Bintang Persib Zalnando Putar Otak Agar Bisnis Kuliner Rendang Bisa Jalan di Masa Pandemi Virus Corona

Oleh Ario Yosia pada 06 Apr 2020, 19:35 WIB
Diperbarui 06 Apr 2020, 19:35 WIB
Zalnando (Persib Bandung)
Zalnando jadi pemain baru Persib mulai musim 2019. (Bola.com/Erwin Snaz)

Bola.com, Jakarta - Imbas negatif dari penyebaran wabah virus vorona COVID-19 di Indonesia memukul berbagai bidang kehidupan. Banyak bidang usaha yang macet, karena aktivitas masyarakat luas jadi terbatas.

Bek kiri Persib Bandung, Zalnando, blak-blakan mengakui bisnis kuliner yang dijalankannya juga terdampak akibat pandemi COVID-19.

Selain sebagai pesepak bola profesional, Zalnando juga menjalankan usaha kuliner sejak dua tahun lalu. Zalnando menjual panganan rendang yang diberi merek Rendangpedia.

"Di rumah ada kedai, situasinya sedang sulit saat ini, jadi saya tutup dulu.
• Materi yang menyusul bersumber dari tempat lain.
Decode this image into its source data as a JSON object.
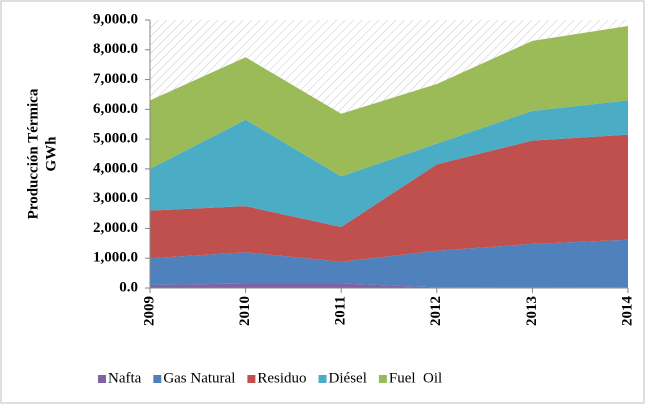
{
  "chart_data": {
    "type": "stacked_area",
    "ylabel": [
      "Producción Térmica",
      "GWh"
    ],
    "categories": [
      "2009",
      "2010",
      "2011",
      "2012",
      "2013",
      "2014"
    ],
    "series": [
      {
        "name": "Nafta",
        "color": "#8064a2",
        "values": [
          100,
          150,
          150,
          20,
          30,
          20
        ]
      },
      {
        "name": "Gas Natural",
        "color": "#4f81bd",
        "values": [
          900,
          1050,
          730,
          1230,
          1450,
          1600
        ]
      },
      {
        "name": "Residuo",
        "color": "#c0504d",
        "values": [
          1600,
          1550,
          1170,
          2900,
          3470,
          3530
        ]
      },
      {
        "name": "Diésel",
        "color": "#4bacc6",
        "values": [
          1400,
          2900,
          1700,
          700,
          1000,
          1150
        ]
      },
      {
        "name": "Fuel  Oil",
        "color": "#9bbb59",
        "values": [
          2300,
          2100,
          2100,
          2000,
          2350,
          2500
        ]
      }
    ],
    "ylim": [
      0,
      9000
    ],
    "yticks": [
      {
        "value": 0,
        "label": "0.0"
      },
      {
        "value": 1000,
        "label": "1,000.0"
      },
      {
        "value": 2000,
        "label": "2,000.0"
      },
      {
        "value": 3000,
        "label": "3,000.0"
      },
      {
        "value": 4000,
        "label": "4,000.0"
      },
      {
        "value": 5000,
        "label": "5,000.0"
      },
      {
        "value": 6000,
        "label": "6,000.0"
      },
      {
        "value": 7000,
        "label": "7,000.0"
      },
      {
        "value": 8000,
        "label": "8,000.0"
      },
      {
        "value": 9000,
        "label": "9,000.0"
      }
    ],
    "legend": "bottom"
  }
}
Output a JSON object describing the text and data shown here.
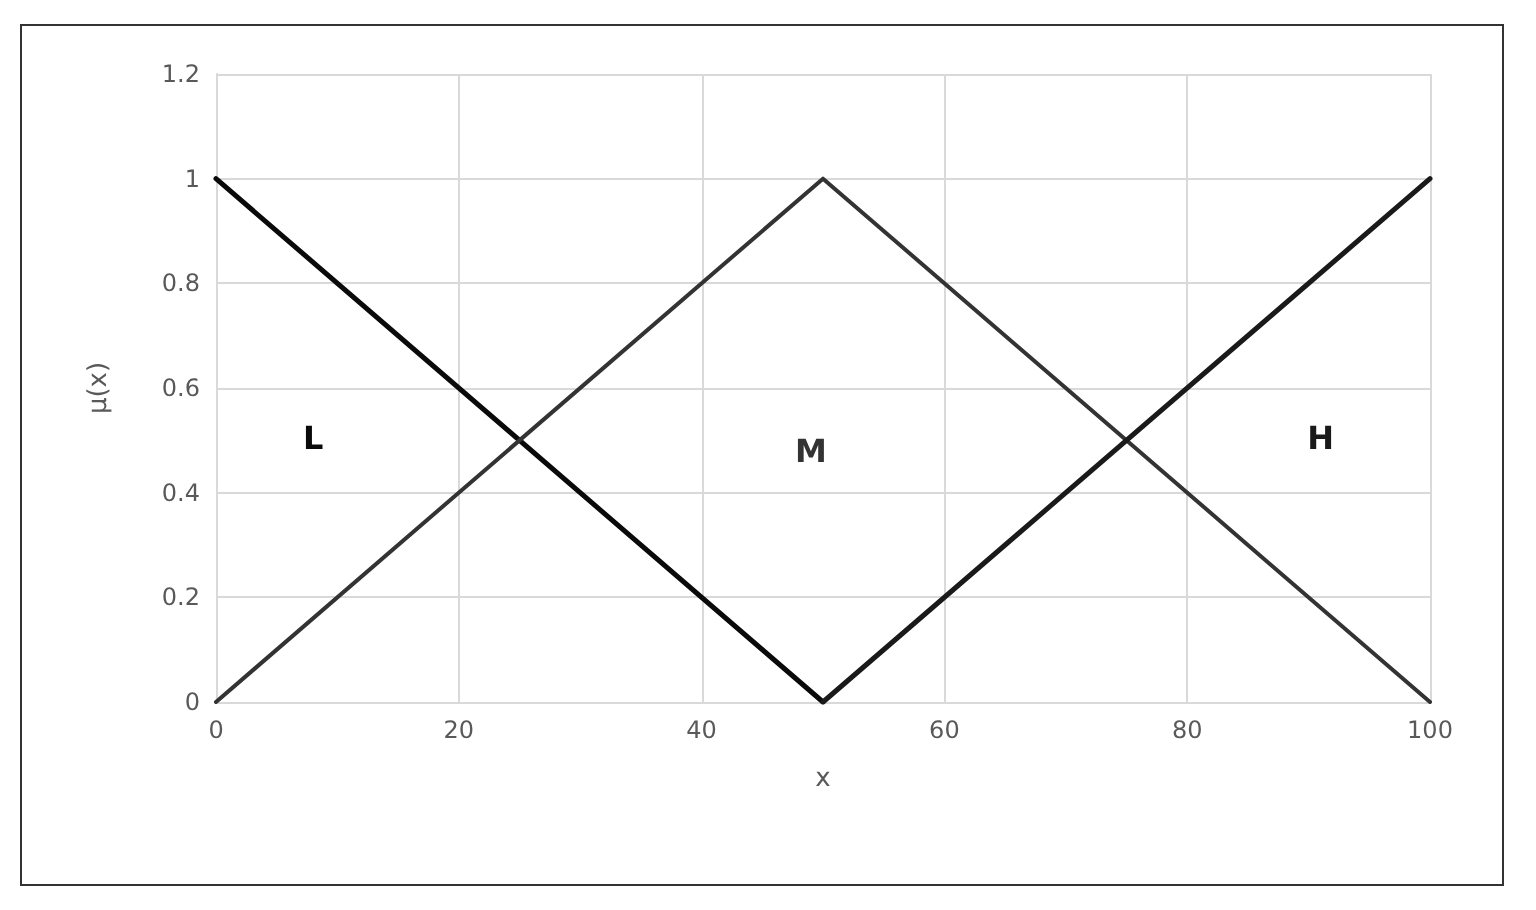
{
  "chart_data": {
    "type": "line",
    "xlabel": "x",
    "ylabel": "μ(x)",
    "xlim": [
      0,
      100
    ],
    "xticks": [
      0,
      20,
      40,
      60,
      80,
      100
    ],
    "ylim": [
      0,
      1.2
    ],
    "yticks": [
      0,
      0.2,
      0.4,
      0.6,
      0.8,
      1,
      1.2
    ],
    "grid": true,
    "marker": "none",
    "line_style": "solid",
    "series": [
      {
        "name": "L",
        "color": "#0a0a0a",
        "x": [
          0,
          50
        ],
        "values": [
          1,
          0
        ]
      },
      {
        "name": "M",
        "color": "#333333",
        "x": [
          0,
          50,
          100
        ],
        "values": [
          0,
          1,
          0
        ]
      },
      {
        "name": "H",
        "color": "#1a1a1a",
        "x": [
          50,
          100
        ],
        "values": [
          0,
          1
        ]
      }
    ]
  }
}
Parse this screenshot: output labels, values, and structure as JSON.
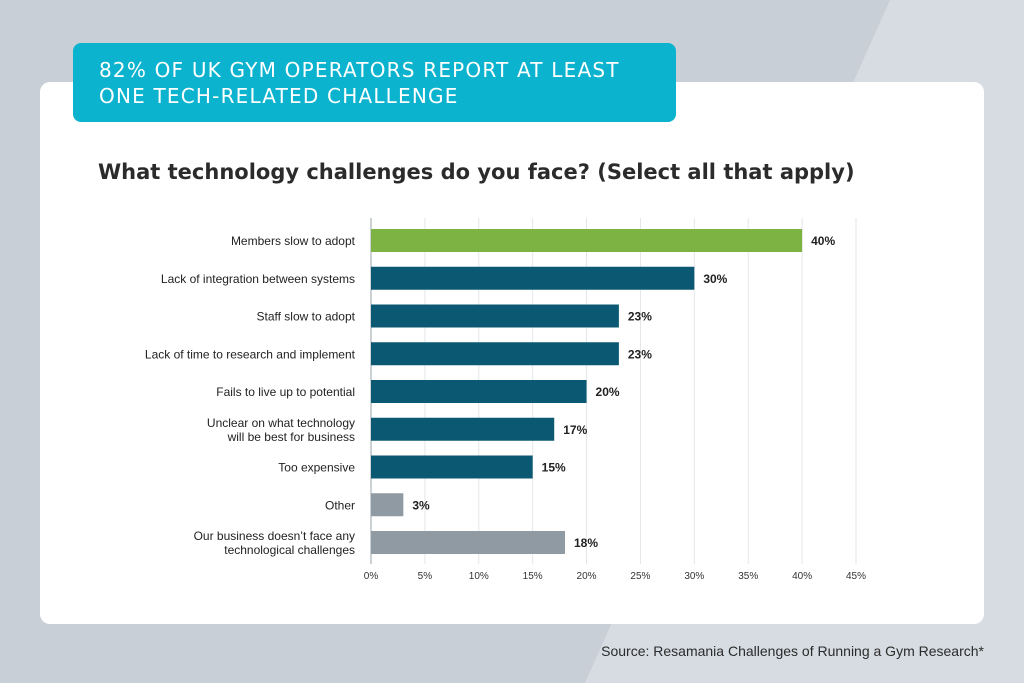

Tapi supaya bisa membantu, saya jualan online juga," kata Zalnando dikutip dari Pikiran Rakyat.

Di sisi lain, Zalnando juga tetap ingin membantu mereka yang terdampak wabah COVID-19 melalui bisnisnya tersebut.

Zalnando menyediakan potongan harga khusus bagi mereka yang tetap harus bekerja di luar rumah saat situasi wabah seperti saat ini. Beberapa di antaranya adalah perawat, dokter, dan polisi.

"Bukan hanya pejuang kemanusiaan di rumah sakit, tapi juga polisi dan mereka yang tetap bekerja untuk kemanusiaan dalam situasi wabah ini. Saya berikan potongan 20 persen," ujar Zalnando.

 

2 dari 3 halaman

Latihan Jarak Jauh

Gelandang Persib Bandung, Febri Hariyadi, mengontrol bola saat melawan TIRA Persikabo pada laga Piala Presiden 2019. (Bola.com/Yoppy Renato)
Gelandang Persib Bandung, Febri Hariyadi, mengontrol bola saat melawan TIRA Persikabo pada laga Piala Presiden 2019 di Stadion Si Jalak Harupat, Bandung, Sabtu (2/3). Persib kalah 1-2 dari TIRA. (Bola.com/Yoppy Renato)

Persib Bandung resmi menghentikan total aktivitasnya sejak tanggal 24 Maret 2020 imbas pandemi virus corona COVID-19 yang melanda Indonesia. Latihan rutin para pemain pun digelar secara mandiri di rumah masing-masing.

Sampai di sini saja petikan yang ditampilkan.